We don’t think of worm infections as beneficial. But this research dovetails with results of a recent study from Ethiopia published in the Lancet. Of the 751 patients who were infected with SARS-CoV-2, those who had intestinal parasites (either worms or protists) tended not to progress to severe disease. Eleven patients in this cohort died. But none of deaths occurred in people who had parasites.
Juan Chamie, senior data analyst for the Front Line COVID-19 Critical Care Alliance, a non-profit organization founded by medical doctors that is dedicated to developing effective treatment protocols to prevent the transmission of COVID-19 and to improve outcomes for sick patients, has been tracking the use of ivermectin to combat COVID across the globe since May of 2020.
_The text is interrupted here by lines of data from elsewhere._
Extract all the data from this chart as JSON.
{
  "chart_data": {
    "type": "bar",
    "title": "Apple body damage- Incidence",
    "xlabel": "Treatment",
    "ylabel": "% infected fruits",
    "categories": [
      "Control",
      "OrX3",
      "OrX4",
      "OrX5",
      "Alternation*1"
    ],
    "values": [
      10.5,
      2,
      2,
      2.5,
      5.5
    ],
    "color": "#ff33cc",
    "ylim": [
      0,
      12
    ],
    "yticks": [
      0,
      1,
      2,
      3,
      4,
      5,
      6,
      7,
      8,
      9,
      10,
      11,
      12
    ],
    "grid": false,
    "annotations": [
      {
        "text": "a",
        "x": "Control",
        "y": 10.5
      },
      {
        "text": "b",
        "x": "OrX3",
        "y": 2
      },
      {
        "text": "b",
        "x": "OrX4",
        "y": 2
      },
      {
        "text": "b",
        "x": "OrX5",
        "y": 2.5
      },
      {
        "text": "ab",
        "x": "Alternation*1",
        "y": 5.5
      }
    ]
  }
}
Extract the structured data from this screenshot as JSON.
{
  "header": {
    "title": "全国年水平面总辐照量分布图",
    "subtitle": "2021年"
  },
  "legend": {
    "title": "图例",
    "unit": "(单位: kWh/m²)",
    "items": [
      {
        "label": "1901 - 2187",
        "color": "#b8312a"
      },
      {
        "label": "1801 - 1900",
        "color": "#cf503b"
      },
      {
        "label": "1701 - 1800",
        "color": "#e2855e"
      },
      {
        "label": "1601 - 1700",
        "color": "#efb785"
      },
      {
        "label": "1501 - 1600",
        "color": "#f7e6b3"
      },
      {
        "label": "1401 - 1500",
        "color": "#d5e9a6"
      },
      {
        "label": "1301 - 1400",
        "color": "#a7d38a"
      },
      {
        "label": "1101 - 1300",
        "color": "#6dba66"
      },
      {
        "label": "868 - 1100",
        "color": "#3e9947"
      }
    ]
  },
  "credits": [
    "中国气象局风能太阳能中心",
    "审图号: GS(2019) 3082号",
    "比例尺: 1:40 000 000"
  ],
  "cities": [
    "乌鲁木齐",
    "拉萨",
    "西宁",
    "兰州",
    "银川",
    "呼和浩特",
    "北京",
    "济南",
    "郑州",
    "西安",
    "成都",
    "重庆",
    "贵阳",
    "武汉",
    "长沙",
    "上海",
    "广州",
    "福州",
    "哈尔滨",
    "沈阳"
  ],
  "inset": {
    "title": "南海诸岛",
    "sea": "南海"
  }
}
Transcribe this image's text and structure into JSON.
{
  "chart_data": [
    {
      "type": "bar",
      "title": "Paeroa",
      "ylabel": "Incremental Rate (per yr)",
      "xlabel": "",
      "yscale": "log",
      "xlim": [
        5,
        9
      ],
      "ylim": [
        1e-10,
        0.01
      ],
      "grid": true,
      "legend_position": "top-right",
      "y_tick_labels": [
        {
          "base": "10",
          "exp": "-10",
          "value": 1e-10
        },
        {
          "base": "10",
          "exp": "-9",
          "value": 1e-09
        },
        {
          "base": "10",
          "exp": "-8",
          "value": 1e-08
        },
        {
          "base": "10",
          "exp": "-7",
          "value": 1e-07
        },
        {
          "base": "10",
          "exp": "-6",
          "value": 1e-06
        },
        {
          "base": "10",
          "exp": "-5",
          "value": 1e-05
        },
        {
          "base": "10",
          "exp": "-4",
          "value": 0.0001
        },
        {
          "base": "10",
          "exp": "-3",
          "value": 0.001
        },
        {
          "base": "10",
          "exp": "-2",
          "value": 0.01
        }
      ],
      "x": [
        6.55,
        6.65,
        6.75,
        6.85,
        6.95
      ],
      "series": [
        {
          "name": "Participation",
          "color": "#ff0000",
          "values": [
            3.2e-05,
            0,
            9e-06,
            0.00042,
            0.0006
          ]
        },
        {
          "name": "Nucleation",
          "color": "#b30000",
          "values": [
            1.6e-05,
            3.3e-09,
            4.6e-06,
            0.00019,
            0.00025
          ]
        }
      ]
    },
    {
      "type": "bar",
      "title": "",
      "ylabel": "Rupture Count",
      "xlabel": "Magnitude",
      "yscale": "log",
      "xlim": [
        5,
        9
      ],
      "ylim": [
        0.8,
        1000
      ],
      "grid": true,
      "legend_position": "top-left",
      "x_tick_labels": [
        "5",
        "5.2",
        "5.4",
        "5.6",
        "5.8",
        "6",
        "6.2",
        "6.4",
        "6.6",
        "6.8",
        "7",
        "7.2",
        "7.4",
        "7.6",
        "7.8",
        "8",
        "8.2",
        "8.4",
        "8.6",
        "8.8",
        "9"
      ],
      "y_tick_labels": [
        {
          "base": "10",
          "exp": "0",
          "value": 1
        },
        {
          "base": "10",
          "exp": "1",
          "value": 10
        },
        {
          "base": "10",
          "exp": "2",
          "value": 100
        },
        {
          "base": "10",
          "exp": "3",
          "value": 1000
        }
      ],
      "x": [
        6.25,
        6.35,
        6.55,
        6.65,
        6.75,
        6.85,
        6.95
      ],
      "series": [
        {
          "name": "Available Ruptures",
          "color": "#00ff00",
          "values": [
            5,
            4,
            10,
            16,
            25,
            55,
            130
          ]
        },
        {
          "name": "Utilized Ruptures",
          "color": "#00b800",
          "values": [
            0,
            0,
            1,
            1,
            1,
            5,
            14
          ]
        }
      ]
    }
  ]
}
Chamie has compiled all the data into a striking series of charts, published on the FLCCC website, that show that localities that introduced ivermectin as a part of their treatment protocols saw significant drops in their COVID rates, perhaps as a result.
If Chamie’s analysis is correct—and that’s a very big if—the outright dismissal of a low-risk, inexpensive, potentially preventive treatment with a long record of safety could be the single most deadly, not to mention unethical, policy error of this pandemic.